The Man Who Ate The World by Jay Rayner
Posted by paragraphonline on March 2, 2010
If there were an activity I love more than reading, it would be eating. And if there is any activity that combines the both together so very well, it’ll be reading about food. Lucky for me, so many people have ventured into writing about food: from the preparation of it, to the stories behind it, from the cooking of it and right down to the eating of it.
Before I talk about Jay Rayner’s “ The Man Who Ate the World”, let me first state that food writing is an art, and it is an art that not many people do well. So what if you are JK Rowling? You can’t depend on an excellent word bank or good amount of imagination to write about food. It takes a skilled writer with plenty of guts to write about food in the most glorified detail without sounding like Nigella Lawson. You can’t be so explicit that your reader gets too hungry to go on reading, and you also can’t be too cursory that your writing becomes something you find in the lifestyle and cooking section of the newspaper.
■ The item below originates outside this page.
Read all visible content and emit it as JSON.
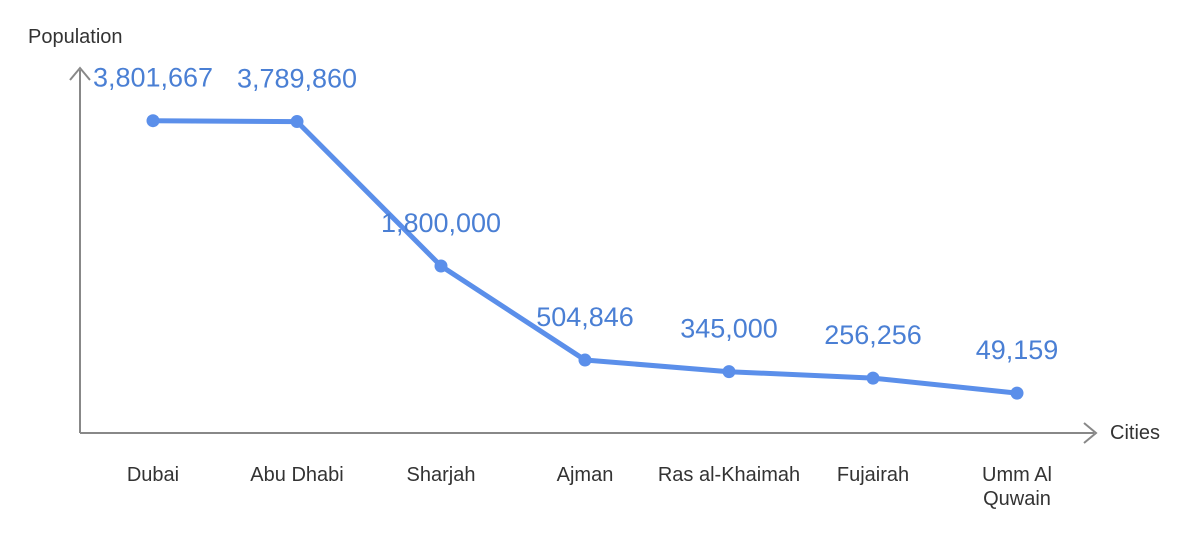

Which is why I quite enjoyed Rayner’s book. I gravitated to the book when I saw it in a book sale because from the cover I figured it would make me laugh. It did, at the preface, when he warned me to read this in a café with no obstructing glassware and snacks within reach. As a food critic, you would think he might be pretty adept about all things food, but then he gets himself in strange places (Sushi in Moscow?), eating even stranger food (lamb cooked in sour milk?) and meeting the strangest people (descendents of Stalin’s chefs?). I liked that he didn’t make me that hungry – I wanted to relish the next story as much as I wanted to savour the garlicky escargot and the foie gras terrine buried beneath a leaf-fall of summer truffle shavings.
Jay Rayner set out on a quest to see if those fabled Michelin-starred restaurants are really something to shout out about. And he tells us what we already know, and that is the perfect meal can’t be found anywhere with Baroque fittings or a €200 degustation menu. It just can’t be found.